Laurens van Delft, trade and economics director at the European Dairy Association (EDA) said the Bulgarian dairy industry does possess innovators. “The Japanese have recently gone crazy for the classic Bulgarian yogurt and a new joint research institute has been set up by Japan’s [dairy product manufacturer] Meiji, the company spearheading the Bulgarian yogurt craze in Japan, and Bulgarian state-owned dairy company LB Bulgaricum,” he said. This company has also been patenting discoveries with added probiotic strains to yogurts with a traditional thick and rich Bulgarian look and taste.

Meanwhile, the 10-year-old Sofia-based dairy manufacturing company, Milky Group Bio, is expanding regional exports. According to Albena Yordanova, its marketing director, the company targets neighbouring countries such as Greece, Romania, Serbia, North Macedonia and Türkiye. Additionally, it serves countries with a significant Bulgarian diaspora. Yordanova believes that enhancing Bulgarian branding and promoting its traditions would significantly elevate the country’s dairy products in export markets. She emphasised that Bulgaria presently lacks an international fair where local producers can showcase products and forge new business agreements. Addressing another significant challenge, the company is coping with a shortage of human resources by collaborating with universities and schools, undertaking staff requalification initiatives, and embracing technological automation. However, Yordanova underscored the need for a more comprehensive national-level strategy to effectively overcome the lack of skilled workers.

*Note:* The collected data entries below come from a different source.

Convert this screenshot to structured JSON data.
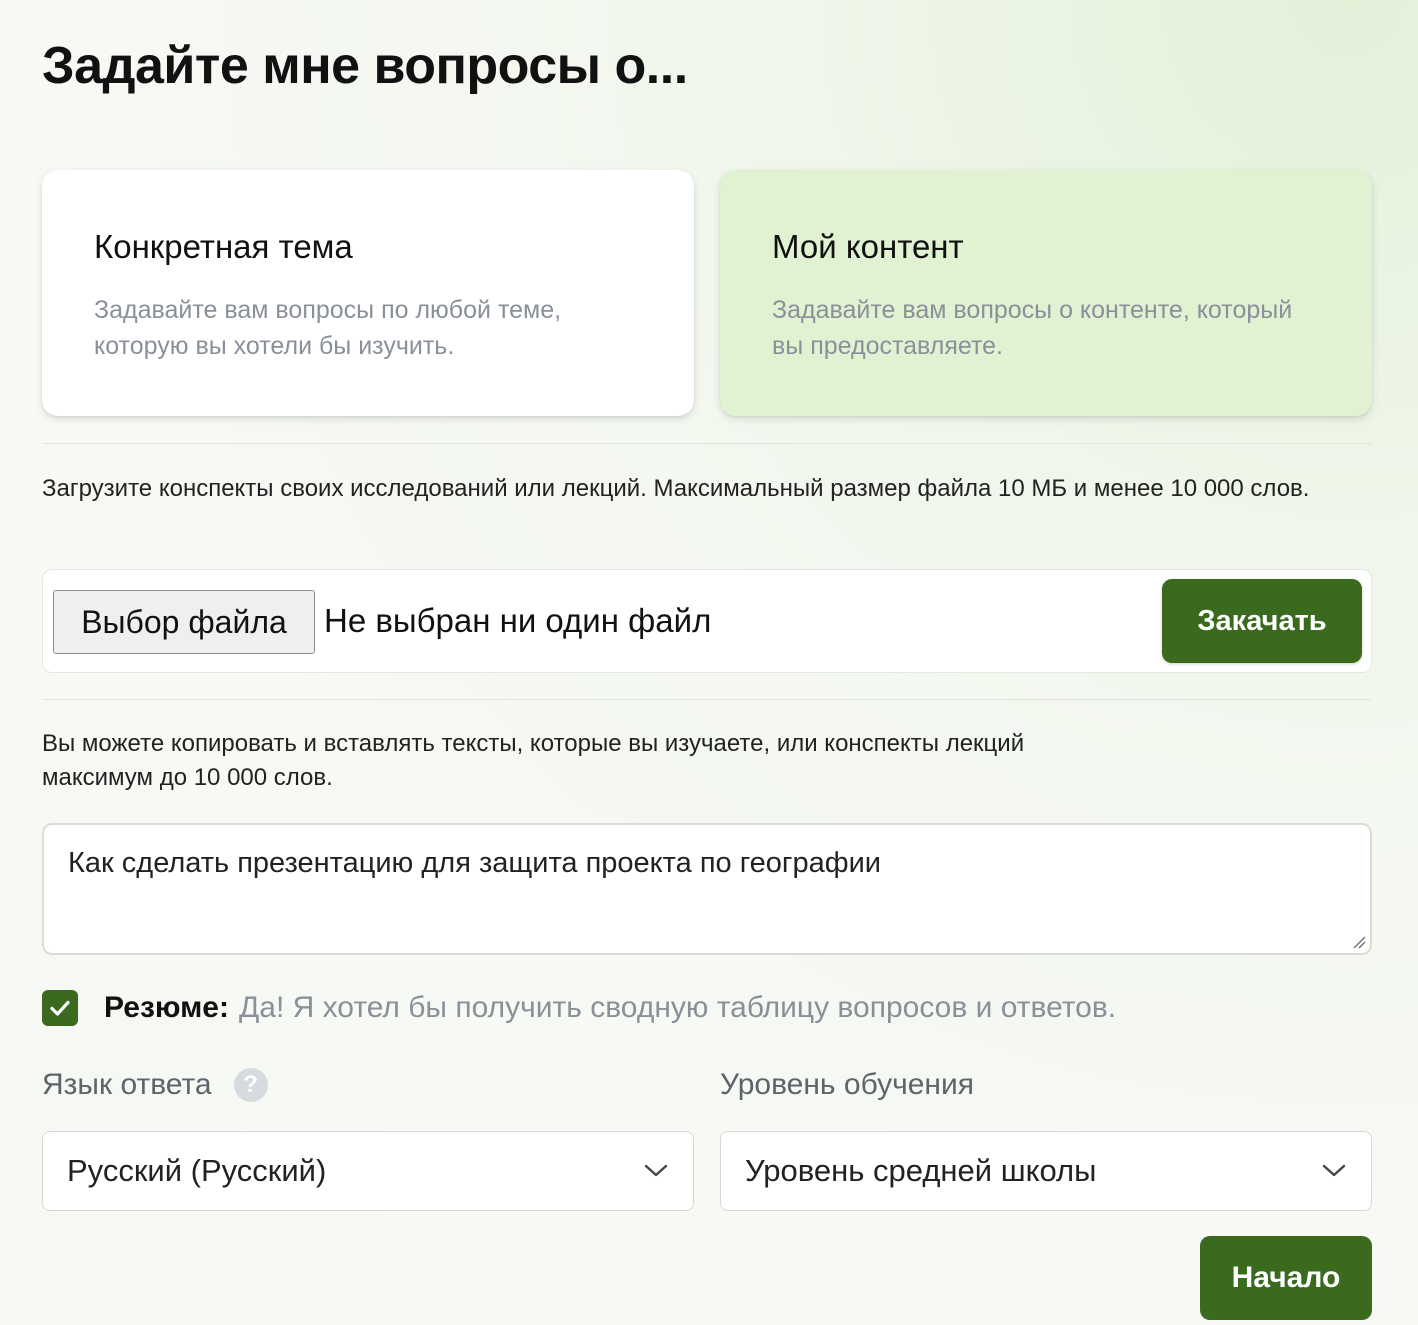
{
  "header": {
    "title": "Задайте мне вопросы о..."
  },
  "modes": [
    {
      "title": "Конкретная тема",
      "description": "Задавайте вам вопросы по любой теме, которую вы хотели бы изучить.",
      "selected": false
    },
    {
      "title": "Мой контент",
      "description": "Задавайте вам вопросы о контенте, который вы предоставляете.",
      "selected": true
    }
  ],
  "upload": {
    "hint": "Загрузите конспекты своих исследований или лекций. Максимальный размер файла 10 МБ и менее 10 000 слов.",
    "choose_label": "Выбор файла",
    "status": "Не выбран ни один файл",
    "button_label": "Закачать"
  },
  "paste": {
    "hint": "Вы можете копировать и вставлять тексты, которые вы изучаете, или конспекты лекций максимум до 10 000 слов.",
    "value": "Как сделать презентацию для защита проекта по географии"
  },
  "summary": {
    "checked": true,
    "label": "Резюме:",
    "text": "Да! Я хотел бы получить сводную таблицу вопросов и ответов."
  },
  "language": {
    "label": "Язык ответа",
    "help_symbol": "?",
    "selected": "Русский (Русский)"
  },
  "level": {
    "label": "Уровень обучения",
    "selected": "Уровень средней школы"
  },
  "start_button": "Начало",
  "colors": {
    "accent": "#3a6a1e",
    "selected_card": "#e1f2d3",
    "muted_text": "#8a9099"
  },
  "icons": {
    "checkbox": "check-icon",
    "help": "question-circle-icon",
    "dropdown": "chevron-down-icon",
    "resize": "resize-handle-icon"
  }
}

The Bulgarian Association of Dairy Processors’ Zorov added that one silver lining for the Bulgarian dairy sector in 2023 is that the country’s Traditional Dairy Products Association “has protected the designations of origin for Bulgarian yogurt and white-brined cheese, which for the country is a great achievement.” He added that if the Bulgarian government and companies grasp this opportunity, national traditional dairy products “could be in many years’ time be something that the Greeks have done with their Feta or the Italians with their Parmigiano.”